Gastroparesis Clinical Trial
Official title:
Pyloric Sphincter Pressure and Geometry Assessment Using EndoFlip
Gastroparesis is a disorder characterized by symptoms from gastric retention in the absence of mechanical obstruction. Gastric emptying is a highly regulated process reflecting the integration of the propulsive forces of proximal fundic tone and distal antral contractions with the functional resistance provided by the pyloric sphincter. Pylorospasm has been reported in some patients with gastroparesis. This study protocol will assess pyloric sphincter pressure and geometry in patients with gastroparesis and control subjects without symptoms of gastroparesis. The commercially available FDA approved endoscopic functional luminal imaging probe (EndoFLIP) catheter will be used, which measures diameter, pressure, length, and distensibility of gastrointestinal sphincter muscles along the balloon distance. It is used to measure the pressure characteristics of the lower esophageal sphincter during bariatric surgery for obesity, during Heller myotomy for achalasia, and during Nissen fundoplication for gastroesophageal reflux disease. In this study, during upper endoscopy, which is routinely performed under sedation, patients with gastroparesis and controls without gastroparesis symptoms will have their pyloric sphincter assessed with EndoFLIP. After passage of the endoscope into the stomach, the EndoFLIP catheter will be introduced alongside the endoscope and advanced through the pyloric sphincter as visualized endoscopically. The investigators will measure the pressure and contour of the pyloric sphincter using three successive volume distensions of the EndoFLIP balloon (20 ml, 30 ml, 40 ml). The investigators will compare the results between the gastroparesis patients and the control patients without gastroparesis.
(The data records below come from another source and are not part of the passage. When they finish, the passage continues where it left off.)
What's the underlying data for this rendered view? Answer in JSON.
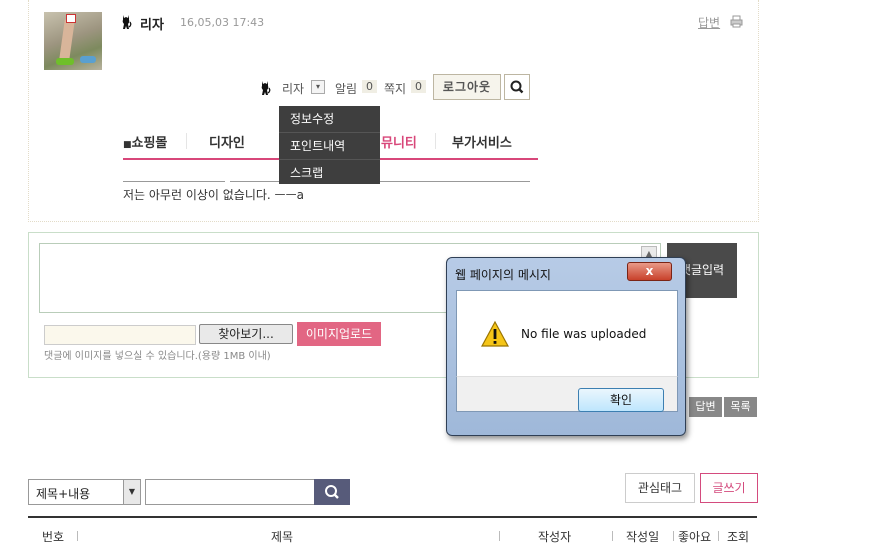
{
  "post": {
    "author": "리자",
    "date": "16,05,03 17:43",
    "reply_link": "답변",
    "content": "저는 아무런 이상이 없습니다. ㅡㅡa"
  },
  "userbar": {
    "username": "리자",
    "dropdown_glyph": "▾",
    "alarm_label": "알림",
    "alarm_count": "0",
    "message_label": "쪽지",
    "message_count": "0",
    "logout_label": "로그아웃"
  },
  "user_menu": [
    "정보수정",
    "포인트내역",
    "스크랩"
  ],
  "nav": {
    "items": [
      "쇼핑몰",
      "디자인",
      "커뮤니티",
      "부가서비스"
    ],
    "visible_tail_3": "뮤니티",
    "active_color": "#d8477a"
  },
  "comment": {
    "submit_label": "댓글입력",
    "browse_label": "찾아보기...",
    "upload_label": "이미지업로드",
    "upload_note": "댓글에 이미지를 넣으실 수 있습니다.(용량 1MB 이내)"
  },
  "actions": {
    "reply_label": "답변",
    "list_label": "목록"
  },
  "search": {
    "select_value": "제목+내용",
    "tag_label": "관심태그",
    "write_label": "글쓰기"
  },
  "table_headers": [
    "번호",
    "제목",
    "작성자",
    "작성일",
    "좋아요",
    "조회"
  ],
  "dialog": {
    "title": "웹 페이지의 메시지",
    "close_glyph": "x",
    "message": "No file was uploaded",
    "ok_label": "확인"
  },
  "colors": {
    "accent_pink": "#d8477a",
    "upload_pink": "#e26683",
    "dark_button": "#4a4a4a",
    "search_button": "#575b7a"
  }
}
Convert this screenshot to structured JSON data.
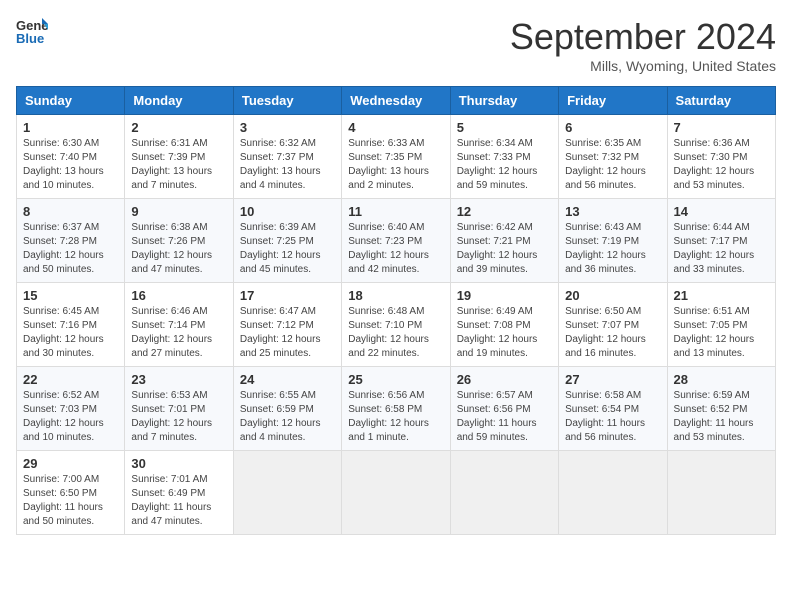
{
  "header": {
    "logo_line1": "General",
    "logo_line2": "Blue",
    "month": "September 2024",
    "location": "Mills, Wyoming, United States"
  },
  "weekdays": [
    "Sunday",
    "Monday",
    "Tuesday",
    "Wednesday",
    "Thursday",
    "Friday",
    "Saturday"
  ],
  "weeks": [
    [
      {
        "day": "1",
        "info": "Sunrise: 6:30 AM\nSunset: 7:40 PM\nDaylight: 13 hours and 10 minutes."
      },
      {
        "day": "2",
        "info": "Sunrise: 6:31 AM\nSunset: 7:39 PM\nDaylight: 13 hours and 7 minutes."
      },
      {
        "day": "3",
        "info": "Sunrise: 6:32 AM\nSunset: 7:37 PM\nDaylight: 13 hours and 4 minutes."
      },
      {
        "day": "4",
        "info": "Sunrise: 6:33 AM\nSunset: 7:35 PM\nDaylight: 13 hours and 2 minutes."
      },
      {
        "day": "5",
        "info": "Sunrise: 6:34 AM\nSunset: 7:33 PM\nDaylight: 12 hours and 59 minutes."
      },
      {
        "day": "6",
        "info": "Sunrise: 6:35 AM\nSunset: 7:32 PM\nDaylight: 12 hours and 56 minutes."
      },
      {
        "day": "7",
        "info": "Sunrise: 6:36 AM\nSunset: 7:30 PM\nDaylight: 12 hours and 53 minutes."
      }
    ],
    [
      {
        "day": "8",
        "info": "Sunrise: 6:37 AM\nSunset: 7:28 PM\nDaylight: 12 hours and 50 minutes."
      },
      {
        "day": "9",
        "info": "Sunrise: 6:38 AM\nSunset: 7:26 PM\nDaylight: 12 hours and 47 minutes."
      },
      {
        "day": "10",
        "info": "Sunrise: 6:39 AM\nSunset: 7:25 PM\nDaylight: 12 hours and 45 minutes."
      },
      {
        "day": "11",
        "info": "Sunrise: 6:40 AM\nSunset: 7:23 PM\nDaylight: 12 hours and 42 minutes."
      },
      {
        "day": "12",
        "info": "Sunrise: 6:42 AM\nSunset: 7:21 PM\nDaylight: 12 hours and 39 minutes."
      },
      {
        "day": "13",
        "info": "Sunrise: 6:43 AM\nSunset: 7:19 PM\nDaylight: 12 hours and 36 minutes."
      },
      {
        "day": "14",
        "info": "Sunrise: 6:44 AM\nSunset: 7:17 PM\nDaylight: 12 hours and 33 minutes."
      }
    ],
    [
      {
        "day": "15",
        "info": "Sunrise: 6:45 AM\nSunset: 7:16 PM\nDaylight: 12 hours and 30 minutes."
      },
      {
        "day": "16",
        "info": "Sunrise: 6:46 AM\nSunset: 7:14 PM\nDaylight: 12 hours and 27 minutes."
      },
      {
        "day": "17",
        "info": "Sunrise: 6:47 AM\nSunset: 7:12 PM\nDaylight: 12 hours and 25 minutes."
      },
      {
        "day": "18",
        "info": "Sunrise: 6:48 AM\nSunset: 7:10 PM\nDaylight: 12 hours and 22 minutes."
      },
      {
        "day": "19",
        "info": "Sunrise: 6:49 AM\nSunset: 7:08 PM\nDaylight: 12 hours and 19 minutes."
      },
      {
        "day": "20",
        "info": "Sunrise: 6:50 AM\nSunset: 7:07 PM\nDaylight: 12 hours and 16 minutes."
      },
      {
        "day": "21",
        "info": "Sunrise: 6:51 AM\nSunset: 7:05 PM\nDaylight: 12 hours and 13 minutes."
      }
    ],
    [
      {
        "day": "22",
        "info": "Sunrise: 6:52 AM\nSunset: 7:03 PM\nDaylight: 12 hours and 10 minutes."
      },
      {
        "day": "23",
        "info": "Sunrise: 6:53 AM\nSunset: 7:01 PM\nDaylight: 12 hours and 7 minutes."
      },
      {
        "day": "24",
        "info": "Sunrise: 6:55 AM\nSunset: 6:59 PM\nDaylight: 12 hours and 4 minutes."
      },
      {
        "day": "25",
        "info": "Sunrise: 6:56 AM\nSunset: 6:58 PM\nDaylight: 12 hours and 1 minute."
      },
      {
        "day": "26",
        "info": "Sunrise: 6:57 AM\nSunset: 6:56 PM\nDaylight: 11 hours and 59 minutes."
      },
      {
        "day": "27",
        "info": "Sunrise: 6:58 AM\nSunset: 6:54 PM\nDaylight: 11 hours and 56 minutes."
      },
      {
        "day": "28",
        "info": "Sunrise: 6:59 AM\nSunset: 6:52 PM\nDaylight: 11 hours and 53 minutes."
      }
    ],
    [
      {
        "day": "29",
        "info": "Sunrise: 7:00 AM\nSunset: 6:50 PM\nDaylight: 11 hours and 50 minutes."
      },
      {
        "day": "30",
        "info": "Sunrise: 7:01 AM\nSunset: 6:49 PM\nDaylight: 11 hours and 47 minutes."
      },
      {
        "day": "",
        "info": ""
      },
      {
        "day": "",
        "info": ""
      },
      {
        "day": "",
        "info": ""
      },
      {
        "day": "",
        "info": ""
      },
      {
        "day": "",
        "info": ""
      }
    ]
  ]
}
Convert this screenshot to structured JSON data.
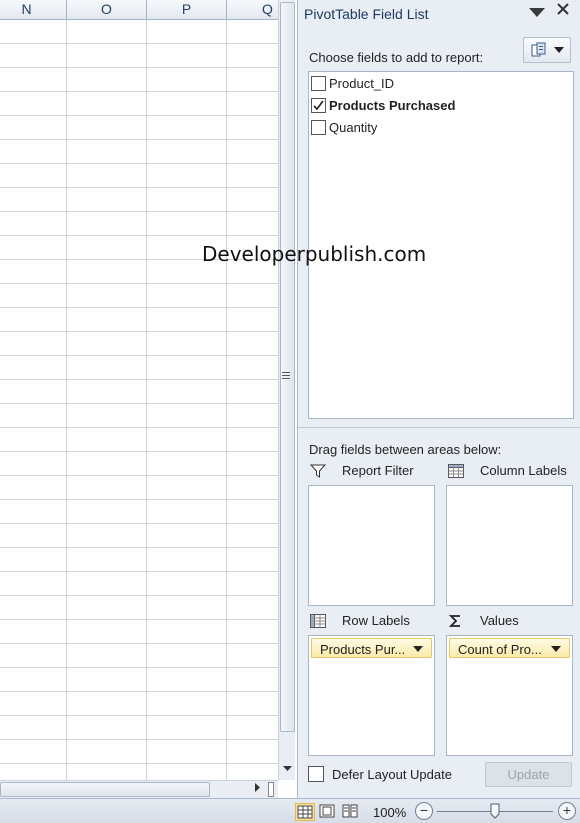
{
  "sheet": {
    "columns": [
      "N",
      "O",
      "P",
      "Q"
    ]
  },
  "pane": {
    "title": "PivotTable Field List",
    "choose_label": "Choose fields to add to report:",
    "fields": [
      {
        "label": "Product_ID",
        "checked": false
      },
      {
        "label": "Products Purchased",
        "checked": true
      },
      {
        "label": "Quantity",
        "checked": false
      }
    ],
    "watermark": "Developerpublish.com",
    "drag_label": "Drag fields between areas below:",
    "areas": {
      "report_filter": {
        "label": "Report Filter",
        "chips": []
      },
      "column_labels": {
        "label": "Column Labels",
        "chips": []
      },
      "row_labels": {
        "label": "Row Labels",
        "chips": [
          "Products Pur..."
        ]
      },
      "values": {
        "label": "Values",
        "chips": [
          "Count of Pro..."
        ]
      }
    },
    "defer_label": "Defer Layout Update",
    "update_label": "Update"
  },
  "status": {
    "zoom": "100%",
    "zoom_minus": "−",
    "zoom_plus": "+"
  },
  "colors": {
    "accent": "#1d3a63",
    "chip_bg": "#fbeaa8",
    "pane_bg": "#e9eef5"
  }
}
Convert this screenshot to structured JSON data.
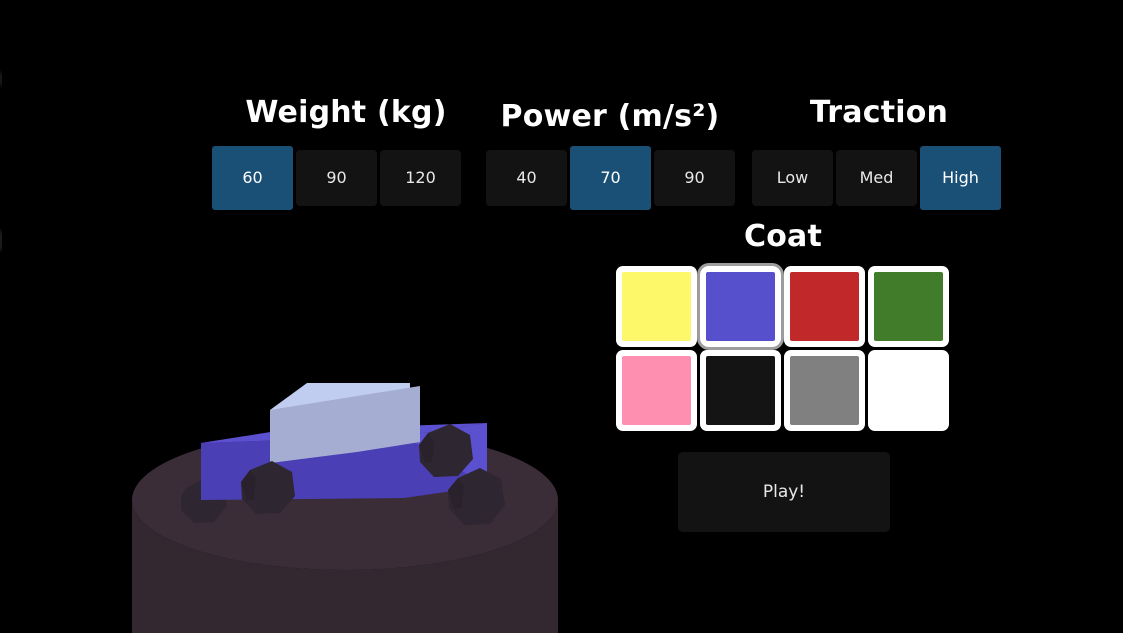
{
  "app": {
    "background_color": "#000000",
    "accent_selected": "#1b5076",
    "button_background": "#131313",
    "text_color": "#e8e8e8"
  },
  "groups": [
    {
      "id": "weight",
      "title": "Weight (kg)",
      "options": [
        {
          "label": "60",
          "selected": true
        },
        {
          "label": "90",
          "selected": false
        },
        {
          "label": "120",
          "selected": false
        }
      ]
    },
    {
      "id": "power",
      "title": "Power (m/s²)",
      "options": [
        {
          "label": "40",
          "selected": false
        },
        {
          "label": "70",
          "selected": true
        },
        {
          "label": "90",
          "selected": false
        }
      ]
    },
    {
      "id": "traction",
      "title": "Traction",
      "options": [
        {
          "label": "Low",
          "selected": false
        },
        {
          "label": "Med",
          "selected": false
        },
        {
          "label": "High",
          "selected": true
        }
      ]
    }
  ],
  "coat": {
    "title": "Coat",
    "swatches": [
      {
        "name": "yellow",
        "color": "#fdf76a",
        "selected": false
      },
      {
        "name": "blue",
        "color": "#5650cc",
        "selected": true
      },
      {
        "name": "red",
        "color": "#c0282a",
        "selected": false
      },
      {
        "name": "green",
        "color": "#407c2a",
        "selected": false
      },
      {
        "name": "pink",
        "color": "#ff8fb0",
        "selected": false
      },
      {
        "name": "black",
        "color": "#141414",
        "selected": false
      },
      {
        "name": "gray",
        "color": "#808080",
        "selected": false
      },
      {
        "name": "white",
        "color": "#ffffff",
        "selected": false
      }
    ]
  },
  "play": {
    "label": "Play!"
  },
  "preview": {
    "description": "3D low-poly truck on a round dark pedestal",
    "body_top_color": "#5b50d0",
    "body_side_color": "#4a3fb5",
    "body_front_color": "#3f35a0",
    "cabin_top_color": "#c0cdf0",
    "cabin_side_color": "#a5aed2",
    "cabin_front_color": "#b4bcdd",
    "wheel_color": "#2e2630",
    "wheel_shadow_color": "#241d26",
    "platform_top_color": "#3a2d38",
    "platform_side_color": "#332730"
  }
}
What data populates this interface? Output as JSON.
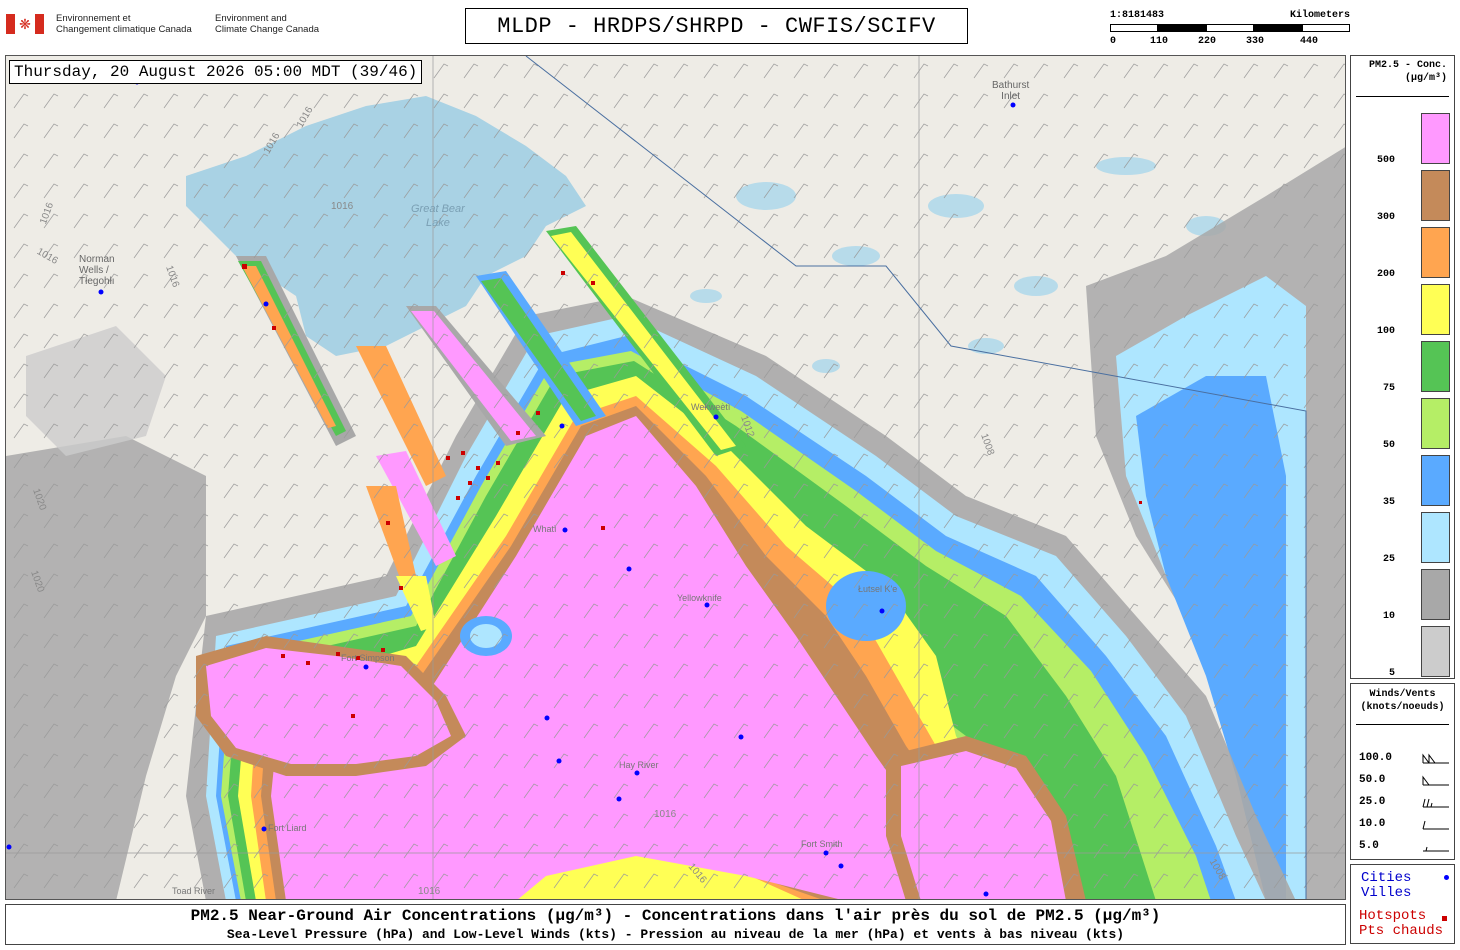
{
  "header": {
    "gov_fr": "Environnement et\nChangement climatique Canada",
    "gov_en": "Environment and\nClimate Change Canada",
    "title": "MLDP - HRDPS/SHRPD - CWFIS/SCIFV"
  },
  "scalebar": {
    "ratio": "1:8181483",
    "unit": "Kilometers",
    "ticks": [
      "0",
      "110",
      "220",
      "330",
      "440"
    ]
  },
  "map": {
    "timestamp": "Thursday, 20 August 2026 05:00 MDT (39/46)",
    "places": [
      {
        "name": "Bathurst\nInlet"
      },
      {
        "name": "Great Bear\nLake"
      },
      {
        "name": "Norman\nWells /\nTłegohłı"
      },
      {
        "name": "Wekweètì"
      },
      {
        "name": "Whatì"
      },
      {
        "name": "Yellowknife"
      },
      {
        "name": "Łutsel K'e"
      },
      {
        "name": "Fort Simpson"
      },
      {
        "name": "Hay River"
      },
      {
        "name": "Fort Smith"
      },
      {
        "name": "Fort Liard"
      },
      {
        "name": "Toad River"
      }
    ],
    "isobars": [
      "1016",
      "1016",
      "1016",
      "1016",
      "1016",
      "1016",
      "1020",
      "1020",
      "1012",
      "1008",
      "1016",
      "1016",
      "1008",
      "1016"
    ]
  },
  "legend": {
    "conc_title": "PM2.5 - Conc.\n(µg/m³)",
    "bins": [
      {
        "label": "500",
        "color": "#ff99ff"
      },
      {
        "label": "300",
        "color": "#c48a5a"
      },
      {
        "label": "200",
        "color": "#ffa550"
      },
      {
        "label": "100",
        "color": "#ffff55"
      },
      {
        "label": "75",
        "color": "#55c455"
      },
      {
        "label": "50",
        "color": "#b5ee66"
      },
      {
        "label": "35",
        "color": "#5aaaff"
      },
      {
        "label": "25",
        "color": "#aee6ff"
      },
      {
        "label": "10",
        "color": "#a8a8a8"
      },
      {
        "label": "5",
        "color": "#cccccc"
      }
    ],
    "wind_title": "Winds/Vents\n(knots/noeuds)",
    "winds": [
      "100.0",
      "50.0",
      "25.0",
      "10.0",
      "5.0"
    ],
    "cities": "Cities\nVilles",
    "hotspots": "Hotspots\nPts chauds"
  },
  "footer": {
    "line1": "PM2.5 Near-Ground Air Concentrations (µg/m³) - Concentrations dans l'air près du sol de PM2.5 (µg/m³)",
    "line2": "Sea-Level Pressure (hPa) and Low-Level Winds (kts) - Pression au niveau de la mer (hPa) et vents à bas niveau (kts)"
  }
}
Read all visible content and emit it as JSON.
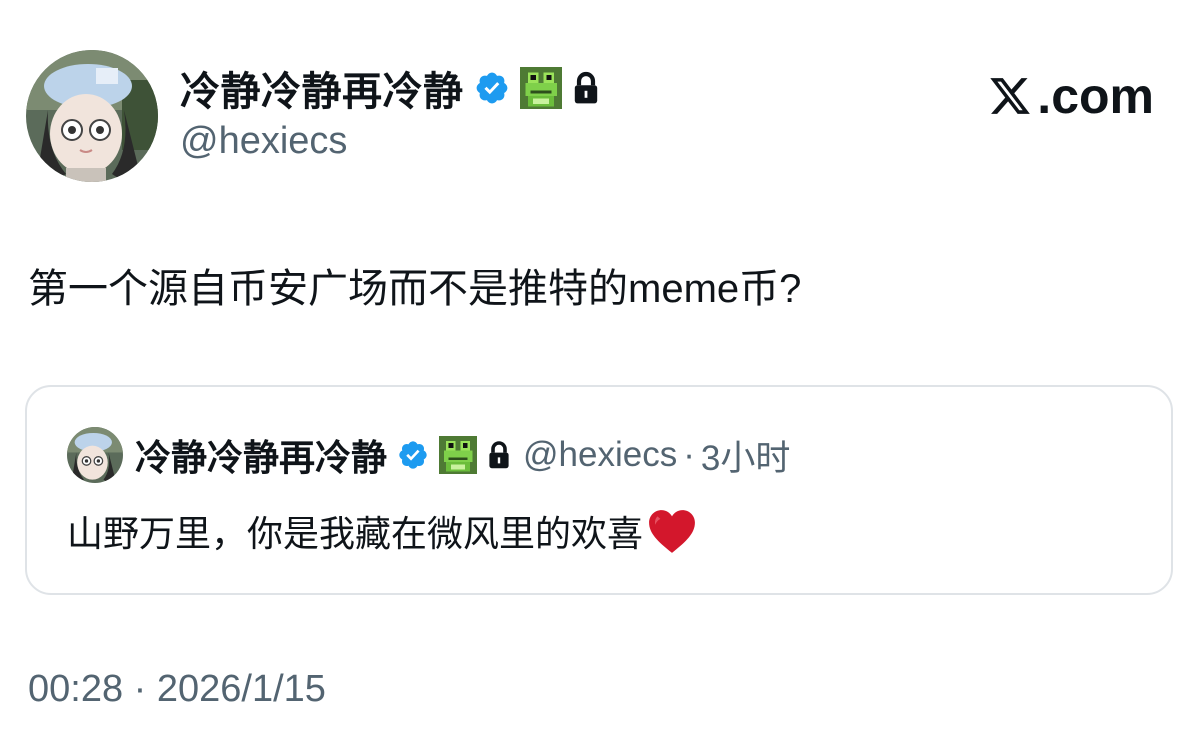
{
  "post": {
    "author": {
      "display_name": "冷静冷静再冷静",
      "handle": "@hexiecs",
      "avatar_icon": "avatar-image",
      "badges": [
        "verified-badge-icon",
        "frog-emoji-icon",
        "lock-icon"
      ]
    },
    "brand": {
      "text": ".com",
      "logo_icon": "x-logo-icon"
    },
    "text": "第一个源自币安广场而不是推特的meme币?",
    "quoted": {
      "display_name": "冷静冷静再冷静",
      "handle": "@hexiecs",
      "separator": "·",
      "time": "3小时",
      "text": "山野万里，你是我藏在微风里的欢喜",
      "trailing_icon": "red-heart-emoji-icon"
    },
    "timestamp": {
      "time": "00:28",
      "separator": "·",
      "date": "2026/1/15"
    }
  },
  "colors": {
    "primary_text": "#0f1419",
    "secondary_text": "#536471",
    "verified_blue": "#1d9bf0",
    "card_border": "#dfe3e7",
    "heart_red": "#d3172c"
  }
}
Through this study, the investigators will better understand the abnormalities of the pyloric sphincter in patients with gastroparesis.
This study protocol will assess pyloric sphincter pressure and geometry in patients with
gastroparesis and control subjects without symptoms of gastroparesis.
Aims: To determine if there is a subgroup of patients with gastroparesis who have pressure
and/or geometric configuration abnormalities of the pyloric sphincter. We will determine this
by assessing the pressure, diameter, length, and distensibility of the pyloric sphincter in
patients with gastroparesis and in subjects without gastroparesis undergoing upper endoscopy
for their clinical evaluation.
Hypothesis:The pylorus of patients with gastroparesis has a higher pressure, smaller
diameter, and is less distensible than the pylorus of control patients without gastroparesis
Methods: The commercially available FDA approved endoscopic functional luminal imaging probe
(EndoFLIP) catheter will be used, which measures diameter, pressure, length, and
distensibility of gastrointestinal sphincter muscles along the balloon distance. It is used
to measure the pressure characteristics of the lower esophageal sphincter during bariatric
surgery for obesity, during Heller myotomy for achalasia, and during Nissen fundoplication
for gastroesophageal reflux disease. In this study, during upper endoscopy, which is
routinely performed under sedation, patients with gastroparesis and controls without
gastroparesis symptoms will have their pyloric sphincter assessed with EndoFLIP. After
passage of the endoscope into the stomach, the EndoFLIP catheter will be introduced alongside
the endoscope and advanced through the pyloric sphincter as visualized endoscopically. The
investigators will measure the pressure and contour of the pyloric sphincter using three
successive volume distensions of the EndoFLIP balloon (20 ml, 30 ml, 40 ml). The assessment
of the pylorus will be done during the upper endoscopy which will take approximately 60
minutes. We will compare the pyloric pressure measurements in patients with gastroparesis to
the control patients. This is an observational study, with no intervention.
Analysis: The investigators will compare the results between the gastroparesis patients and
the control patients without gastroparesis.
Through this study, the investigators will better understand the abnormalities of the pyloric
sphincter in patients with gastroparesis.